Nodes: 0 | Edges: 0 | Avg degree: —

Why can't we just describe a molecule as a list of atoms and run standard ML on it?

Molecules have too many atoms for ML to handle The list loses relational structure — how atoms connect determines properties Standard ML can handle molecules fine; graphs are just a niche alternative

Chapter 1: Graphs as Data Structures

Before we can do machine learning on graphs, we need a precise language for describing them. A graph G = (V, E) has two ingredients: a set V of vertices (also called nodes) and a set E of edges (also called links). An edge (i, j) says that node i and node j are related.

Graphs come in several flavors. An undirected graph treats edges as symmetric: if i is connected to j, then j is connected to i (friendship). A directed graph treats edges as one-way arrows: i follows j on Twitter, but j may not follow back. Edges can also carry weights — road distance, interaction strength, confidence score.

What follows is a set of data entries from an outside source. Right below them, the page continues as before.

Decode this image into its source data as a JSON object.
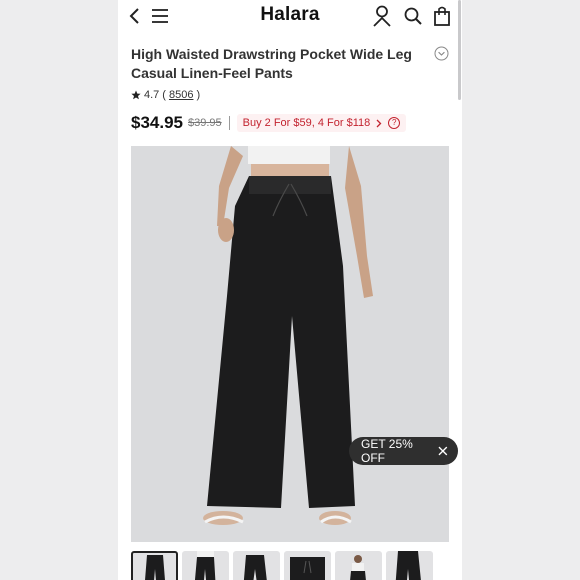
{
  "header": {
    "brand": "Halara",
    "icons": [
      "back-icon",
      "menu-icon",
      "user-icon",
      "search-icon",
      "bag-icon"
    ]
  },
  "product": {
    "title": "High Waisted Drawstring Pocket Wide Leg Casual Linen-Feel Pants",
    "rating": "4.7",
    "review_count": "8506",
    "price": "$34.95",
    "original_price": "$39.95",
    "promo": "Buy 2 For $59, 4 For $118"
  },
  "discount_button": {
    "label": "GET 25% OFF"
  },
  "thumbnails": {
    "count": 6,
    "selected_index": 0
  },
  "colors": {
    "promo_text": "#c3232f",
    "promo_bg": "#fdf1f2",
    "discount_bg": "#2f2f2f",
    "hero_bg": "#dadbdd"
  }
}
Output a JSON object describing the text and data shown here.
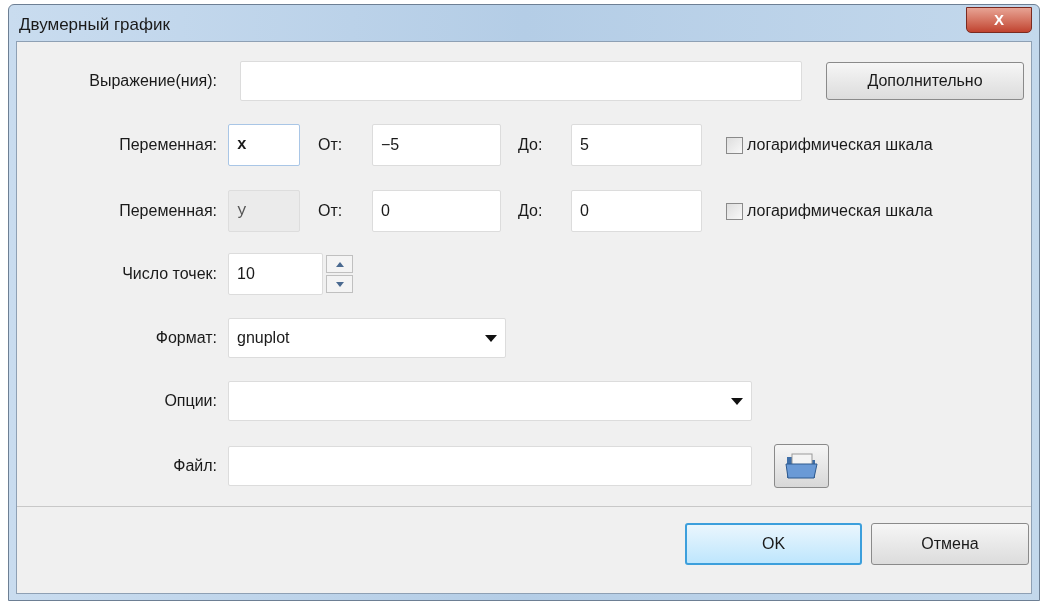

Analogy: Think of an undirected graph as a mutual agreement ("we're friends") and a directed graph as a one-sided claim ("I follow you"). The adjacency matrix encodes exactly this asymmetry.

The Adjacency Matrix

The most compact way to represent a graph is an adjacency matrix A. For a graph with n nodes, A is an n×n matrix where A[i,j] = 1 if edge (i,j) exists, 0 otherwise. For undirected graphs, A is symmetric: A[i,j] = A[j,i]. For weighted graphs, A[i,j] holds the weight instead of 1.

A[i,j] = 1 if (i,j) ∈ E, else 0 (unweighted, undirected: A = A^T)

The degree k_v of a node v is simply the number of edges connected to it. For an undirected graph, k_v = ∑_j A[v,j] — the sum of row v in the adjacency matrix. A node with many edges is a hub; one with few is a peripheral node.

Real Networks Have Skewed Degree Distributions

In random graphs, most nodes have similar degrees. But in real networks — the Web, Twitter, protein interactions — the degree distribution P(k) follows a power law: P(k) ∝ k^−α. Most nodes have very few connections, and a tiny number of hubs have enormous connectivity. This "scale-free" property has profound implications for how information spreads, how robust a network is, and which nodes to prioritize in learning.

Power law intuition: Most Twitter users have dozens of followers. A handful — @BarackObama, @elonmusk — have hundreds of millions. That's a power law. Standard ML on i.i.d. data assumes all datapoints are similar; graphs violate that assumption completely.

Bipartite Graphs

A bipartite graph has two types of nodes, with edges only allowed between types (not within). Users and movies (Netflix), drugs and proteins (pharmacology), papers and authors (citations). Bipartite graphs are natural for recommendation problems and for representing typed knowledge.

Adjacency Matrix Explorer

Toggle directed/undirected to see how the adjacency matrix changes. In undirected mode, the matrix is symmetric. In directed mode, A[i,j] ≠ A[j,i] is possible.

For an undirected graph, what must be true about the adjacency matrix A?

A must be all zeros on the diagonal A must be symmetric: A[i,j] = A[j,i] A must contain only 0s and 1s

Chapter 2: Three Levels of Graph ML Tasks

Machine learning on graphs isn't one problem — it's three, operating at different scales. You can make predictions about individual nodes, about individual edges, or about whole graphs. Each level has its own applications, its own loss functions, and its own challenges.

The three levels also require different amounts of information. Node-level tasks only need local structure (who are my neighbors?). Edge-level tasks need pairs of nodes. Graph-level tasks need a global view of the entire graph. GNNs are designed to efficiently compute all three by passing messages through the graph.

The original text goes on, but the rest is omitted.